The biggest heartbreak happens when you receive your pay check after tax season ends and you realize that a portion of your hard-earned money is deducted by income tax. This is bound to happen if you ignore tax planning or wait till the last moment to invest in tax saving instrument without understanding the purpose behind tax saving. If you fall under either of the tax bracket, you are going to have to pay taxes till you retire. Hence, it is better to plan your tax investments well in advance to avoid any further uncalled for tax deductions.

Depending on your appetite for risk, investors can either choose to invest in a conservative tax saving instrument or opt for modern tax saving schemes. Investors are expected to understand their risk appetite before investing. If you do not carry any risk appetite you can stick to conservative tax saving schemes. However, if you carry a moderately high risk appetite and seek capital appreciation over the long term, you can consider investing in Equity Linked Savings Scheme.

What is Equity Linked Savings Scheme?

Equity Linked Savings Scheme, abbreviated as ELSS, is an open ended tax saving mutual fund scheme that comes with a three year lock in and tax benefit. ELSS is the only equity mutual funds scheme that comes with a three year lock-in and tax benefit.

Here is an example to help you understand how ELSS works –

Preyoshi Sinha is a senior chemical engineer with a chemical company who earns Rs. 12 lakhs per year. This lands her in the highest tax bracket. Preyoshi learns about ELSS from a friend and decides to invest Rs. 1.5 lakh in the tax saver fund. Now according to 8           0C of the Indian Income Tax Act, 1961 an individual can invest up to Rs. 1,50,000 in ELSS and claim tax deductions for the same. By investing in ELSS Preyoshi’s gross taxable income has now come down to Rs. 10.5(12-1.5) lakhs per annum. Also, the three year lock in gives the amount invested an opportunity to accrue interest and might even help her building wealth over the long term.

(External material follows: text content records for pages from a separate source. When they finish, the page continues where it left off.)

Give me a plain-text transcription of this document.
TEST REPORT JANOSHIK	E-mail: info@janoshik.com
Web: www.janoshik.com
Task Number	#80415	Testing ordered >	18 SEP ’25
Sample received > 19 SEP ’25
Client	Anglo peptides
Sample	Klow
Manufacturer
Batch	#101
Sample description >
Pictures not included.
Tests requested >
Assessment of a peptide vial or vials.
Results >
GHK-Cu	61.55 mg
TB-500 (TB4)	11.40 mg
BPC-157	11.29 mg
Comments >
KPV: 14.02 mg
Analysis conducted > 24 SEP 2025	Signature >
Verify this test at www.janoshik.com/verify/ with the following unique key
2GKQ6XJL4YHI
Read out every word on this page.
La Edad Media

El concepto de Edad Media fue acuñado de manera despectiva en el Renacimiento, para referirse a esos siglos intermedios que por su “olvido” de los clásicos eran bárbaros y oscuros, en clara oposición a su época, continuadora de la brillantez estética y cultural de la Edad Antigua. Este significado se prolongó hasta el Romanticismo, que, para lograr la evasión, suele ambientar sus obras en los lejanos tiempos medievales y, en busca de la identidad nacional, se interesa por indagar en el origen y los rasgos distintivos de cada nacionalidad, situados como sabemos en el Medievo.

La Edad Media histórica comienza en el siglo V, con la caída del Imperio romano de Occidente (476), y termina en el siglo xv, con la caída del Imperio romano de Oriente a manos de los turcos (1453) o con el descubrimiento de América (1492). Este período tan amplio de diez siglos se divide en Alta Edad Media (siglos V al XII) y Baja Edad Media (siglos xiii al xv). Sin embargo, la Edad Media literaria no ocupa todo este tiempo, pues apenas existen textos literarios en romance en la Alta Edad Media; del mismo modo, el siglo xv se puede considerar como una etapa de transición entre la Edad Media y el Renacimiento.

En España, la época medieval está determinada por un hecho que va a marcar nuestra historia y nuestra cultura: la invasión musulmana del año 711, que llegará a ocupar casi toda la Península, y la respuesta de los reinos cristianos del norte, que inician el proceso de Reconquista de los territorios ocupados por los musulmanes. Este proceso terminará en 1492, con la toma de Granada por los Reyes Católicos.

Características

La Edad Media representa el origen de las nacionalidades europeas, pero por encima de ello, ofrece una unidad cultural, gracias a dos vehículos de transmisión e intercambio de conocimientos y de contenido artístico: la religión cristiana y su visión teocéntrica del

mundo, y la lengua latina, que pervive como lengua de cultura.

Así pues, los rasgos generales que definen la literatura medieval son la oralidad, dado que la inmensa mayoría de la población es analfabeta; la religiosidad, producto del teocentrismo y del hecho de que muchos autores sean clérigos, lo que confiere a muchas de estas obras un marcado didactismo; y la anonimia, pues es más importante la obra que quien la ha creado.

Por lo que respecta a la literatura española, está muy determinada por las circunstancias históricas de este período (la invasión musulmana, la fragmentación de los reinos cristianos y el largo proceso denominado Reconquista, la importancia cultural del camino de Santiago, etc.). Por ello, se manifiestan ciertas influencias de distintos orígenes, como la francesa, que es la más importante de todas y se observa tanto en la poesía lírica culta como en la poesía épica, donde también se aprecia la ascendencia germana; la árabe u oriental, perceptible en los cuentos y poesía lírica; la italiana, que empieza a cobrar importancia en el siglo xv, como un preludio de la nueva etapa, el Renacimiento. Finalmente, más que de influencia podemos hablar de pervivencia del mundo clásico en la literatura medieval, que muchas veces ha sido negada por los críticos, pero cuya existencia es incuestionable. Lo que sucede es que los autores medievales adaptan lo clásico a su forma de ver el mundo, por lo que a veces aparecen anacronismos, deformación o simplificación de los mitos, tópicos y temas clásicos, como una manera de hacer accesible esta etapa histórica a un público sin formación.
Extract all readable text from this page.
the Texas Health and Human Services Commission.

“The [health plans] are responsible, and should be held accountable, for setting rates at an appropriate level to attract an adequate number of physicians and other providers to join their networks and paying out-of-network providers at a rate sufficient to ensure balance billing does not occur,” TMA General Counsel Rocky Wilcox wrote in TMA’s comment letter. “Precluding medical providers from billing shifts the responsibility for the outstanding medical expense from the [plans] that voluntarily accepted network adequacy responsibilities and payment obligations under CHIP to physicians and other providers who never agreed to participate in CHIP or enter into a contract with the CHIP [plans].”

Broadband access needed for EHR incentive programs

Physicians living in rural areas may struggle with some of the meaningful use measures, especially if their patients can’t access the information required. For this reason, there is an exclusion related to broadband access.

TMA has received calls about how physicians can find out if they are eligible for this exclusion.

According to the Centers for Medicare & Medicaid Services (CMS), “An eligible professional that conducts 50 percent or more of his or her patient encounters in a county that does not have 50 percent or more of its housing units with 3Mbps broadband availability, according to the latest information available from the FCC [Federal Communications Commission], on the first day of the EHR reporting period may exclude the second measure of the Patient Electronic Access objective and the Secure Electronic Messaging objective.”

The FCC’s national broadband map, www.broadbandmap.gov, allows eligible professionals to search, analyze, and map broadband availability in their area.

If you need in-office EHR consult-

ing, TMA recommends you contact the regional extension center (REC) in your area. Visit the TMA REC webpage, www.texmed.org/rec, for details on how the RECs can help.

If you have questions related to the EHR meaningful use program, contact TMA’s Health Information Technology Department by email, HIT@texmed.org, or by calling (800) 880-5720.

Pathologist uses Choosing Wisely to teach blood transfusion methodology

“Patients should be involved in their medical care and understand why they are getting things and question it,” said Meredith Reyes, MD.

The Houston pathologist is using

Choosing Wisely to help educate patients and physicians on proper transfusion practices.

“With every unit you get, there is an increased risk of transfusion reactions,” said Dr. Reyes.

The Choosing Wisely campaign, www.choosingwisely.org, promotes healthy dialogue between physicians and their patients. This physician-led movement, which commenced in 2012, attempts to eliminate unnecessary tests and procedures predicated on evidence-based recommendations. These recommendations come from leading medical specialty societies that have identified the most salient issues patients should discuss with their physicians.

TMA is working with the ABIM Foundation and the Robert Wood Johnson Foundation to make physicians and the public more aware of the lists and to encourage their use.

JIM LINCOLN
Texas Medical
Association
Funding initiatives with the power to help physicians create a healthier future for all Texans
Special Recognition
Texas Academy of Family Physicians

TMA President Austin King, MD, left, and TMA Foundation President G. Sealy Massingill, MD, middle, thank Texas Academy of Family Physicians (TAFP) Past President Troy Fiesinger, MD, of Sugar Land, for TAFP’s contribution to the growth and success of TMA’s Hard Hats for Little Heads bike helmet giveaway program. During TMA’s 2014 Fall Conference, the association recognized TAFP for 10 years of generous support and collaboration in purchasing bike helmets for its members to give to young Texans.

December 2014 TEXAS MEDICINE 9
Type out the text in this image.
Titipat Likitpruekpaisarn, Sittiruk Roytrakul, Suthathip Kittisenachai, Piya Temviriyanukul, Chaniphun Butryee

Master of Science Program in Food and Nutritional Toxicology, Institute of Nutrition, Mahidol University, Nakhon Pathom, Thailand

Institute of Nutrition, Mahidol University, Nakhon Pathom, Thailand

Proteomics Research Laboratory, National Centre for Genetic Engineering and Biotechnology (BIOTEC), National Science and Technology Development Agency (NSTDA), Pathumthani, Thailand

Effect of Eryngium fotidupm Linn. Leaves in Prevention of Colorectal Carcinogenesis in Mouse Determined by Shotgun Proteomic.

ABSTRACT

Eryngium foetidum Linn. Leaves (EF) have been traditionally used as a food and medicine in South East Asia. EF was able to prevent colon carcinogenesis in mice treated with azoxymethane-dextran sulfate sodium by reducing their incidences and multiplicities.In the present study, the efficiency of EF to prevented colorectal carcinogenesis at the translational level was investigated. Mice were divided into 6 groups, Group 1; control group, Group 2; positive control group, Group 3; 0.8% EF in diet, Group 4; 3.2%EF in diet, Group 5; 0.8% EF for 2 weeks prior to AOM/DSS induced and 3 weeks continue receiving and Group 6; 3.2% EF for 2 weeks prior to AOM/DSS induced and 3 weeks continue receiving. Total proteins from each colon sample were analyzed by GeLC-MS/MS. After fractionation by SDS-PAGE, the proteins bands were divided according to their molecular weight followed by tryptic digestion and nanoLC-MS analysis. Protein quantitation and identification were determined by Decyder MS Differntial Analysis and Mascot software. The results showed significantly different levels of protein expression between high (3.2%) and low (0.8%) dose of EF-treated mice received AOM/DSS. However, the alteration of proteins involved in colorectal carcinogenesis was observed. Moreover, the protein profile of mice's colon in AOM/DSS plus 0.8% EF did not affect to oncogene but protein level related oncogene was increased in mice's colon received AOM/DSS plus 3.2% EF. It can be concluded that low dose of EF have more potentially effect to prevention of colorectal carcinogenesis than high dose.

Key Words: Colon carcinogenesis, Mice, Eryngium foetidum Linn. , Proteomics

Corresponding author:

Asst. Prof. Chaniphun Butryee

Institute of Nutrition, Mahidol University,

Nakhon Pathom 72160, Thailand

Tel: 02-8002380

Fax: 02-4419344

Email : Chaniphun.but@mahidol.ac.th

Is ELSS the right tax saving scheme for all tax payers?

Equity Linked Saving Scheme is ideal for investors who carry a moderately high risk appetite. There are several benefits that ELSS investors can make the most out of. Firstly, ELSS comes with a predetermined lock-in period of three years. However, the three year lock-in is probably the shortest among other tax saving instruments under Section 80C where the minimum lock-in period of tax saving instruments can range anywhere between 5 years to 15 years.

ELSS investors can also start a monthly SIP in this tax saver fund. A Systematic Investment Plan is an easy and convenient way to invest in ELSS schemes. All an investor has to do is decide how much she wishes to invest in ELSS on a regular basis and complete all the pre-investment formalities. Once an individual becomes KYC compliant, he / she can invest in mutual funds from the comfort of your home or office. Some fund houses even offer a monthly SIP of an amount as low as Rs. 500 per month. This way, investing in ELSS has become possible for almost everyone.

Also, one can continue investing in ELSS fund even after the three year lock-in if they feel that the scheme is performing as per their expectations. Basically, one can target their life’s long term goals like retirement planning or buying their dream home through systematic and disciplined investing in ELSS funds via SIP.

If you are new to mutual funds, please consult a financial advisor before investing.